Chambre avec vue
Ils sont quand même sympa, chez Krach and Partners. Plusieurs fois par an, ils envoient un type faire le Canada Dry à l'autre bout du pays. Oui, le Canada Dry. Il a la couleur d'un cadre sup, le costume d'un cadre sup, il conférence devant 200 personnes comme un cadre sup... sauf qu'en fait c'est juste un obscur grouillot de base de fond d'organigramme payé au lance-pierres, mais qu'il n'y avait que lui de libre à ce moment-là et que de toute façon c'est comme ça, ferme ta gueule.

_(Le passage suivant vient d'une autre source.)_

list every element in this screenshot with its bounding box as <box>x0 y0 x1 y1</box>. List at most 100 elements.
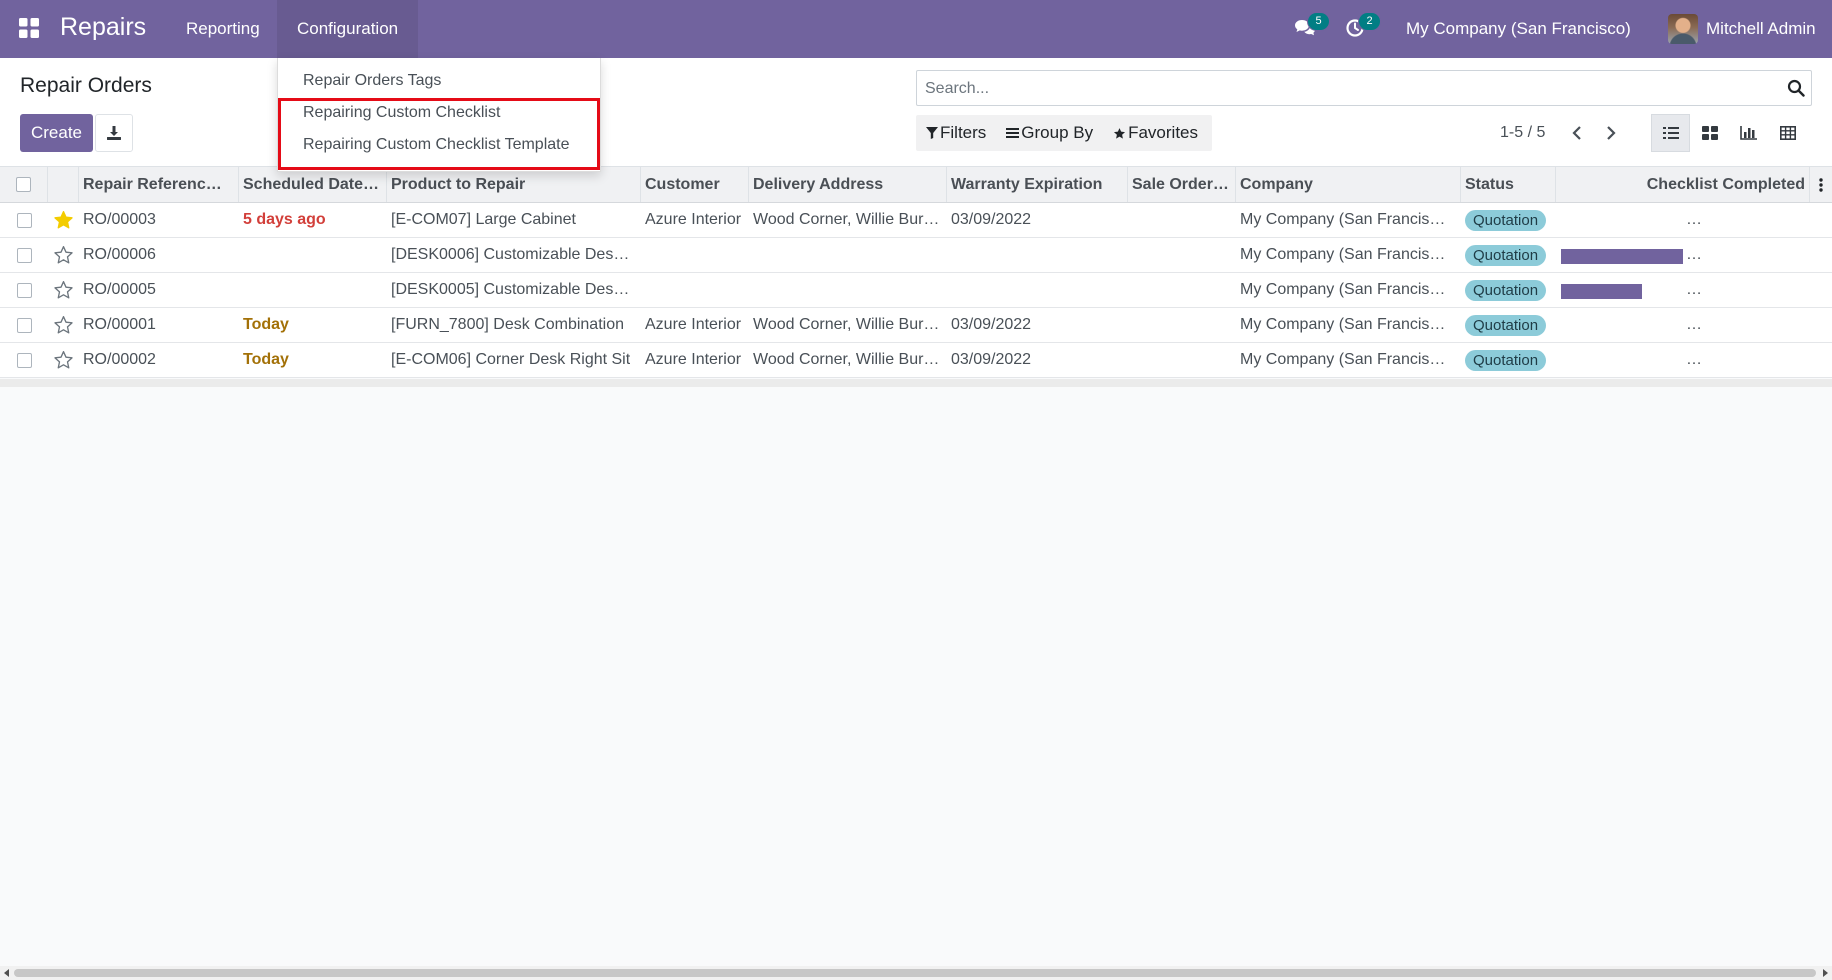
scroll-right-icon[interactable] <box>1820 968 1830 978</box>
row-ellipsis-cell: … <box>1686 351 1702 368</box>
favorites-toggle[interactable]: Favorites <box>1103 115 1208 151</box>
star-outline-icon[interactable] <box>53 350 74 370</box>
star-filled-icon[interactable] <box>53 210 74 230</box>
activities-button[interactable]: 2 <box>1345 13 1380 40</box>
vertical-dots-icon <box>1819 177 1823 192</box>
select-all-checkbox[interactable] <box>16 177 31 192</box>
row-checkbox[interactable] <box>16 317 32 333</box>
apps-menu-icon[interactable] <box>18 17 42 41</box>
repair-reference-cell-text: RO/00001 <box>83 316 156 333</box>
column-scheduled-date[interactable]: Scheduled Date… <box>239 167 387 202</box>
warranty-cell-text: 03/09/2022 <box>951 211 1032 228</box>
groupby-toggle[interactable]: Group By <box>996 115 1103 151</box>
scheduled-date-cell: Today <box>239 343 387 377</box>
pager-next[interactable] <box>1598 120 1624 146</box>
horizontal-scrollbar[interactable] <box>0 966 1832 980</box>
search-input[interactable] <box>923 71 1767 107</box>
menu-item-repairing-custom-checklist-template[interactable]: Repairing Custom Checklist Template <box>278 130 600 160</box>
row-checkbox[interactable] <box>16 352 32 368</box>
column-product[interactable]: Product to Repair <box>387 167 641 202</box>
warranty-cell: 03/09/2022 <box>947 343 1128 377</box>
row-checkbox[interactable] <box>16 247 32 263</box>
export-button[interactable] <box>95 114 133 152</box>
warranty-cell-text: 03/09/2022 <box>951 351 1032 368</box>
status-cell: Quotation <box>1461 343 1556 377</box>
search-icon[interactable] <box>1787 79 1805 97</box>
view-switcher <box>1651 114 1807 152</box>
kanban-view-button[interactable] <box>1690 114 1729 152</box>
table-row[interactable]: RO/00002 Today [E-COM06] Corner Desk Right… <box>0 343 1832 378</box>
table-header: Repair Referenc… Scheduled Date… Product… <box>0 167 1832 203</box>
checklist-progress-cell <box>1556 238 1686 272</box>
company-switcher[interactable]: My Company (San Francisco) <box>1406 19 1631 39</box>
column-repair-reference[interactable]: Repair Referenc… <box>79 167 239 202</box>
product-cell: [E-COM06] Corner Desk Right Sit <box>387 343 641 377</box>
optional-columns-toggle[interactable] <box>1810 167 1832 202</box>
delivery-address-cell-text: Wood Corner, Willie Bur… <box>753 351 940 368</box>
menu-reporting[interactable]: Reporting <box>166 0 280 58</box>
column-sale-order[interactable]: Sale Order… <box>1128 167 1236 202</box>
table-row[interactable]: RO/00001 Today [FURN_7800] Desk Combinatio… <box>0 308 1832 343</box>
column-warranty[interactable]: Warranty Expiration <box>947 167 1128 202</box>
user-name: Mitchell Admin <box>1706 19 1816 38</box>
sale-order-cell <box>1128 203 1236 237</box>
checklist-progress-bar <box>1561 284 1683 299</box>
create-button[interactable]: Create <box>20 114 93 152</box>
scroll-left-icon[interactable] <box>2 968 12 978</box>
pivot-view-button[interactable] <box>1768 114 1807 152</box>
pager-previous[interactable] <box>1564 120 1590 146</box>
list-view-button[interactable] <box>1651 114 1690 152</box>
repair-reference-cell-text: RO/00002 <box>83 351 156 368</box>
header-select-all-cell <box>0 167 48 202</box>
customer-cell <box>641 273 749 307</box>
star-outline-icon[interactable] <box>53 245 74 265</box>
column-company[interactable]: Company <box>1236 167 1461 202</box>
product-cell: [FURN_7800] Desk Combination <box>387 308 641 342</box>
row-ellipsis-cell: … <box>1686 211 1702 228</box>
messages-badge: 5 <box>1308 13 1329 30</box>
column-delivery-address[interactable]: Delivery Address <box>749 167 947 202</box>
scrollbar-thumb[interactable] <box>14 969 1816 977</box>
status-cell: Quotation <box>1461 203 1556 237</box>
pager-value[interactable]: 1-5 / 5 <box>1500 124 1545 142</box>
customer-cell: Azure Interior <box>641 308 749 342</box>
menu-configuration[interactable]: Configuration <box>277 0 419 58</box>
page-title[interactable]: Repair Orders <box>20 74 152 98</box>
company-cell-text: My Company (San Francis… <box>1240 316 1446 333</box>
star-outline-icon[interactable] <box>53 280 74 300</box>
messages-button[interactable]: 5 <box>1294 13 1329 40</box>
column-status[interactable]: Status <box>1461 167 1556 202</box>
row-checkbox[interactable] <box>16 212 32 228</box>
filters-toggle[interactable]: Filters <box>916 115 996 151</box>
table-row[interactable]: RO/00005 [DESK0005] Customizable Des… My C… <box>0 273 1832 308</box>
header-priority <box>48 167 79 202</box>
row-select-cell <box>0 238 48 272</box>
column-customer[interactable]: Customer <box>641 167 749 202</box>
graph-view-button[interactable] <box>1729 114 1768 152</box>
priority-star-cell[interactable] <box>48 343 79 377</box>
priority-star-cell[interactable] <box>48 238 79 272</box>
filters-label: Filters <box>940 123 987 142</box>
priority-star-cell[interactable] <box>48 273 79 307</box>
user-menu[interactable]: Mitchell Admin <box>1668 13 1816 45</box>
company-cell: My Company (San Francis… <box>1236 273 1461 307</box>
star-outline-icon[interactable] <box>53 315 74 335</box>
warranty-cell <box>947 273 1128 307</box>
priority-star-cell[interactable] <box>48 308 79 342</box>
repair-reference-cell-text: RO/00003 <box>83 211 156 228</box>
company-cell-text: My Company (San Francis… <box>1240 211 1446 228</box>
table-row[interactable]: RO/00003 5 days ago [E-COM07] Large Cabine… <box>0 203 1832 238</box>
column-checklist-completed[interactable]: Checklist Completed <box>1556 167 1810 202</box>
app-brand[interactable]: Repairs <box>60 13 146 42</box>
row-checkbox[interactable] <box>16 282 32 298</box>
table-icon <box>1779 126 1796 140</box>
table-row[interactable]: RO/00006 [DESK0006] Customizable Des… My C… <box>0 238 1832 273</box>
menu-item-repairing-custom-checklist[interactable]: Repairing Custom Checklist <box>278 98 600 128</box>
priority-star-cell[interactable] <box>48 203 79 237</box>
filter-icon <box>926 127 938 139</box>
scheduled-date-cell <box>239 238 387 272</box>
status-badge: Quotation <box>1465 349 1547 371</box>
checklist-progress-cell <box>1556 308 1686 342</box>
scheduled-date-cell-text: 5 days ago <box>243 211 326 228</box>
menu-item-repair-orders-tags[interactable]: Repair Orders Tags <box>278 66 600 96</box>
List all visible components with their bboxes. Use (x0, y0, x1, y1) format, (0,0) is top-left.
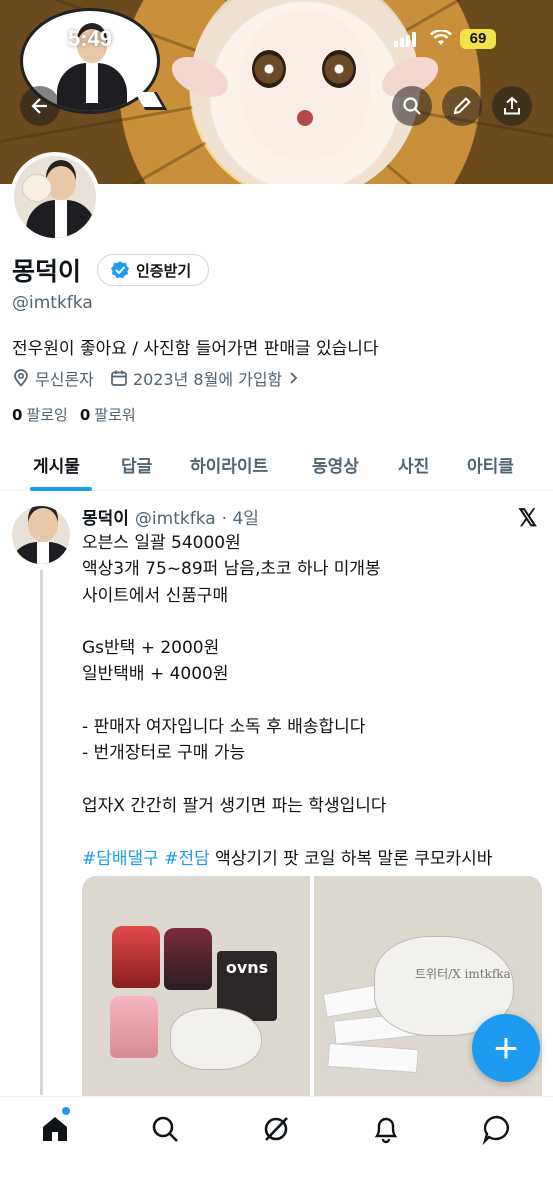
post-time: · 4일 (221, 509, 259, 529)
get-verified-button[interactable]: 인증받기 (97, 254, 209, 286)
post-author-name[interactable]: 몽덕이 (82, 504, 129, 529)
active-tab-indicator (30, 487, 92, 491)
home-icon[interactable] (39, 1113, 71, 1145)
get-verified-label: 인증받기 (136, 261, 192, 280)
profile-avatar[interactable] (10, 152, 100, 242)
post-line: 업자X 간간히 팔거 생기면 파는 학생입니다 (82, 795, 387, 816)
bottom-navigation (0, 1096, 553, 1200)
tab-articles[interactable]: 아티클 (467, 452, 514, 477)
bell-icon[interactable] (370, 1113, 402, 1145)
status-time: 5:49 (68, 26, 113, 51)
status-bar: 5:49 69 (0, 26, 553, 56)
profile-name: 몽덕이 (12, 257, 82, 286)
message-icon[interactable] (481, 1113, 513, 1145)
post-header: 몽덕이 @imtkfka · 4일 (82, 504, 259, 529)
home-notification-dot (62, 1107, 70, 1115)
profile-joined: 2023년 8월에 가입함 (132, 370, 283, 389)
profile-handle: @imtkfka (12, 293, 93, 313)
back-button[interactable] (20, 86, 60, 126)
post-line: 오븐스 일괄 54000원 (82, 533, 241, 553)
post-line: 일반택배 + 4000원 (82, 664, 229, 685)
post-image-1[interactable]: ovns (82, 876, 310, 1096)
post-hashtag-line: #담배댈구 #전담 액상기기 팟 코일 하복 말론 쿠모카시바 (82, 846, 542, 872)
post-line: - 번개장터로 구매 가능 (82, 743, 246, 764)
calendar-icon (111, 370, 127, 386)
search-button[interactable] (392, 86, 432, 126)
compose-post-button[interactable]: + (472, 1014, 540, 1082)
tab-photos[interactable]: 사진 (398, 452, 429, 477)
joined-date-link[interactable]: 2023년 8월에 가입함 (110, 366, 299, 390)
hashtag-link[interactable]: #담배댈구 (82, 849, 159, 869)
search-icon[interactable] (149, 1113, 181, 1145)
profile-tabs: 게시물 답글 하이라이트 동영상 사진 아티클 (0, 440, 553, 491)
followers-link[interactable]: 0 팔로워 (80, 404, 136, 425)
chevron-right-icon (290, 372, 298, 384)
profile-meta: 무신론자 2023년 8월에 가입함 (12, 366, 315, 390)
tab-replies[interactable]: 답글 (121, 452, 152, 477)
post-line (82, 688, 542, 714)
post-media[interactable]: ovns 트위터/X imtkfka (82, 876, 542, 1096)
following-count: 0 (12, 406, 23, 424)
following-label: 팔로잉 (26, 406, 68, 424)
profile-bio: 전우원이 좋아요 / 사진함 들어가면 판매글 있습니다 (12, 339, 379, 359)
post-author-avatar[interactable] (12, 506, 70, 564)
back-arrow-icon (31, 98, 47, 114)
search-icon (403, 97, 421, 115)
post-line: Gs반택 + 2000원 (82, 638, 220, 659)
post-line (82, 767, 542, 793)
followers-label: 팔로워 (94, 406, 136, 424)
share-icon (504, 96, 520, 115)
tab-videos[interactable]: 동영상 (312, 452, 359, 477)
pencil-icon (453, 97, 471, 115)
post-line: 액상3개 75~89퍼 남음,초코 하나 미개봉 (82, 559, 381, 580)
tab-highlights[interactable]: 하이라이트 (190, 452, 268, 477)
post-tail-text: 액상기기 팟 코일 하복 말론 쿠모카시바 (215, 848, 493, 869)
edit-button[interactable] (442, 86, 482, 126)
post-line (82, 609, 542, 635)
grok-icon[interactable] (260, 1113, 292, 1145)
follow-stats: 0 팔로잉 0 팔로워 (12, 404, 136, 425)
verified-badge-icon (111, 261, 129, 279)
thread-line (40, 570, 43, 1095)
following-link[interactable]: 0 팔로잉 (12, 404, 68, 425)
post-line: - 판매자 여자입니다 소독 후 배송합니다 (82, 717, 366, 738)
tab-posts[interactable]: 게시물 (33, 452, 80, 477)
cellular-signal-icon (394, 32, 416, 47)
post-line (82, 819, 542, 845)
x-logo-icon: 𝕏 (518, 505, 538, 532)
hashtag-link[interactable]: #전담 (164, 849, 210, 869)
share-button[interactable] (492, 86, 532, 126)
profile-location: 무신론자 (35, 370, 94, 389)
post-text: 오븐스 일괄 54000원 액상3개 75~89퍼 남음,초코 하나 미개봉 사… (82, 530, 542, 872)
followers-count: 0 (79, 406, 91, 424)
wifi-icon (430, 30, 452, 45)
location-pin-icon (14, 369, 28, 387)
post-line: 사이트에서 신품구매 (82, 585, 229, 606)
battery-indicator: 69 (460, 29, 496, 49)
post-author-handle: @imtkfka (134, 509, 216, 529)
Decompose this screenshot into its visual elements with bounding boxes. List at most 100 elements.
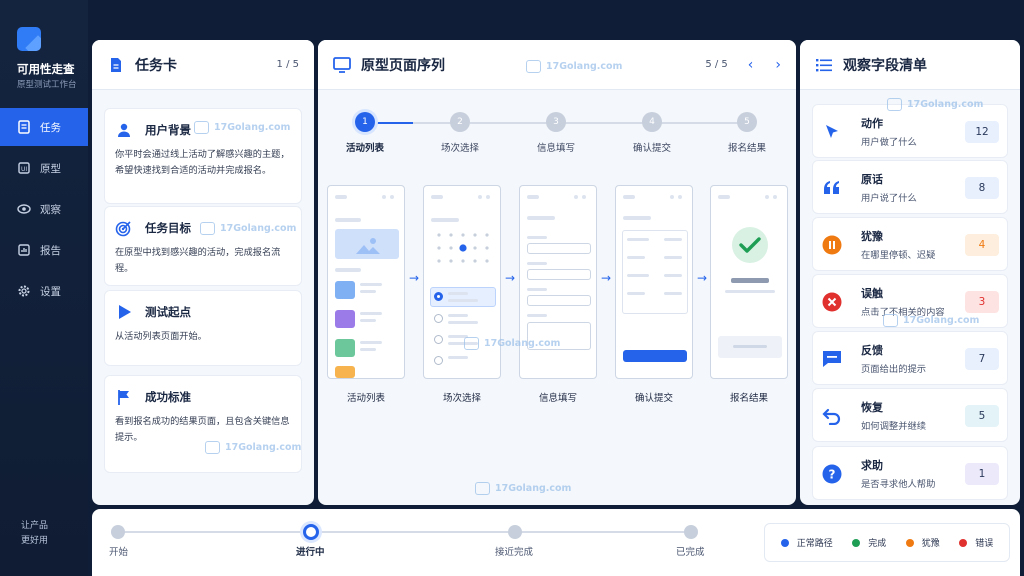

Cette semaine, c'est sur moi que c'est tombé. On m'a collé dans les mains un Powerpoint sur un sujet que je ne connais pas, on m'a dit "tu tiens deux heures et tu passes tel message", le but étant que quatre groupes de rétifs adhèrent à 100 % à la stratégie exposée. Une paille, quoi. J'ai fait comme d'habitude, j'ai souri, dit merci et réservé mon billet de train.
Bon, je vous rassure, tout va bien. Trois réunions sont maintenant derrière moi, j'ai fait mon petit effet, personne dans l'assistance n'a remarqué que j'avais un commencement de dégât des eaux sous les aisselles et aucune question inattendue ne m'a déstabilisé. Mais je peux vous dire que je suis complètement rincé.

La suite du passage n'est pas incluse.